By using the feature extraction methods, permissions, API calls, system calls, and opcodes are the most widely extracted features. Many hybrid analysis methods extracted permissions as the feature to perform static analysis. It is easy to analyse permissions when comparing with the other features too. These could be reasons for the high usage of permissions as the extracted feature. Services and network protocols have low usage in feature extractions. The reason for this may be it is comparatively not easy to analyse those features.
Drebin was the most widely used dataset in Android Malware Detection, and it was used in 18 reviewed studies. Google Play, MalGenome, and AMD datasets are the other widely used datasets. The reason for the highest usage of the Drebin dataset may be because it provides a comprehensive labelled dataset. Since Google Play is the official app store of Android, it may be a reason to have high usage for the dataset from Google.
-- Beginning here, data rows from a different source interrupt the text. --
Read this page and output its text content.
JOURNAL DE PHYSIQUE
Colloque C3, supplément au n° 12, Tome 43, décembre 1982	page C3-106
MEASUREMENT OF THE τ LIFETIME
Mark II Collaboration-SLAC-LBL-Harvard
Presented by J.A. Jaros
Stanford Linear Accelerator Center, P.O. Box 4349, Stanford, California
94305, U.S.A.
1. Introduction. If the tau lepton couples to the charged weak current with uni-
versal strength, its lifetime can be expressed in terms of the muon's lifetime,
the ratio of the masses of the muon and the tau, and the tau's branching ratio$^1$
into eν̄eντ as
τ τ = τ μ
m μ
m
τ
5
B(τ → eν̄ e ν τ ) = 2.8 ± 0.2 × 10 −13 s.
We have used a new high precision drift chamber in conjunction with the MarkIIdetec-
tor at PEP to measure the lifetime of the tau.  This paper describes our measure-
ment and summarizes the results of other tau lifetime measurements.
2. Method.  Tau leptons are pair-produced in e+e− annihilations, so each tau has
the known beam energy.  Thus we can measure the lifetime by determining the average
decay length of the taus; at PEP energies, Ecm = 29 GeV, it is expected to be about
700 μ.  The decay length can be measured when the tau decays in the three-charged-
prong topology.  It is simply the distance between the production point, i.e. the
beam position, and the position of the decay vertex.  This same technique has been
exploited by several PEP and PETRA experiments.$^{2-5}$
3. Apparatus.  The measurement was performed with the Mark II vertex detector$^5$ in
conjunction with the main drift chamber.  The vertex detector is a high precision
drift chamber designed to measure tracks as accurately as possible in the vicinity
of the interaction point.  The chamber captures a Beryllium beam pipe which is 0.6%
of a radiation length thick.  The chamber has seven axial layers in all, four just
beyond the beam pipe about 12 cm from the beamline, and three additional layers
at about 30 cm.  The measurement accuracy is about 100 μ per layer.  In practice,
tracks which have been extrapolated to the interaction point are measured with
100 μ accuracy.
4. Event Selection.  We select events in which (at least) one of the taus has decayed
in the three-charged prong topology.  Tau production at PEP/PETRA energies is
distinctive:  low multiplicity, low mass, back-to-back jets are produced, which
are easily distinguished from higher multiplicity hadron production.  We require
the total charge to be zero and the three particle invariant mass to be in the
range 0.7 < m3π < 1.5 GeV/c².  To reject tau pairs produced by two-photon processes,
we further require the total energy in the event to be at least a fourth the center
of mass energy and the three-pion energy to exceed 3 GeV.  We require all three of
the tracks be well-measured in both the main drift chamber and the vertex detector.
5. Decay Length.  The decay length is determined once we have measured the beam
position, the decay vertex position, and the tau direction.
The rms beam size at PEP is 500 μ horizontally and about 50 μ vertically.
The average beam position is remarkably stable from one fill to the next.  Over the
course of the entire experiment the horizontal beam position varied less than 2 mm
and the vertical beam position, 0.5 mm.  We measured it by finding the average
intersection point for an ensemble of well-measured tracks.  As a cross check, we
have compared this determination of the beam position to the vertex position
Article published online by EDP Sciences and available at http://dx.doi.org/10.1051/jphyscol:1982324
It is identified that the RF, SVM, and NB are at the top of widely studied ML models to detect Android malware. The reason may be that the resource cost to run RF, SVM, or NB based models is low. Models like CNN, LSTM, and AB have less usage because to run such advanced models, good computing power is required, and the trend for DL-based models was also boosted in recent years. Table 12 summarises widely used ML/DL algorithms with their advantages and disadvantages.
The majority of the studies used hybrid analysis and static analysis as the source code analysis techniques in vulnerability detection in Android. To perform a highly accurate vulnerability analysis, the source code should be analysed and executed too. Therefore, this may be the reason to have hybrid analysis and static analysis as the widely used source code analysis methods to detect vulnerabilities.
8. Conclusions and Future Work
Any smartphone is potentially vulnerable to security breaches, but Android devices are more lucrative for attackers. This is due to its open-source nature and the larger market share compared to other operating systems for mobile devices. This paper discussed the Android architecture and its security model, as well as potential threat vectors for the Android operating system. Based upon the available literature, a systematic review of the state-of-the-art ML-based Android malware detection techniques was carried out, covering the latest research from 2016 to 2021. It discussed the available ML and DL models and their performance in Android malware detection, code and APK analysis methods, feature analysis and extraction methods, and strengths and limitations of the proposed methods. Malware aside, if a developer makes a mistake, it is easier for a hacker to find and exploit these vulnerabilities. Therefore, methods for the detection of source code vulnerabilities using ML were discussed. The work identified the potential gaps in previous research and possible future research directions to enhance the security of Android OS.
Both Android malware and its detection techniques are evolving. Therefore, we believe that similar future reviews are necessary to cover these emerging threats and their detection methods. As per our findings in this paper, since DL methods have proven to be more accurate than traditional ML models, it will be beneficial to the research community if more comprehensive systematic reviews can be performed by focusing only on DL-based malware detection on Android. The possibility of using reinforcement learning to identify source code vulnerabilities is another area of interest in which systematic reviews and studies can be carried out.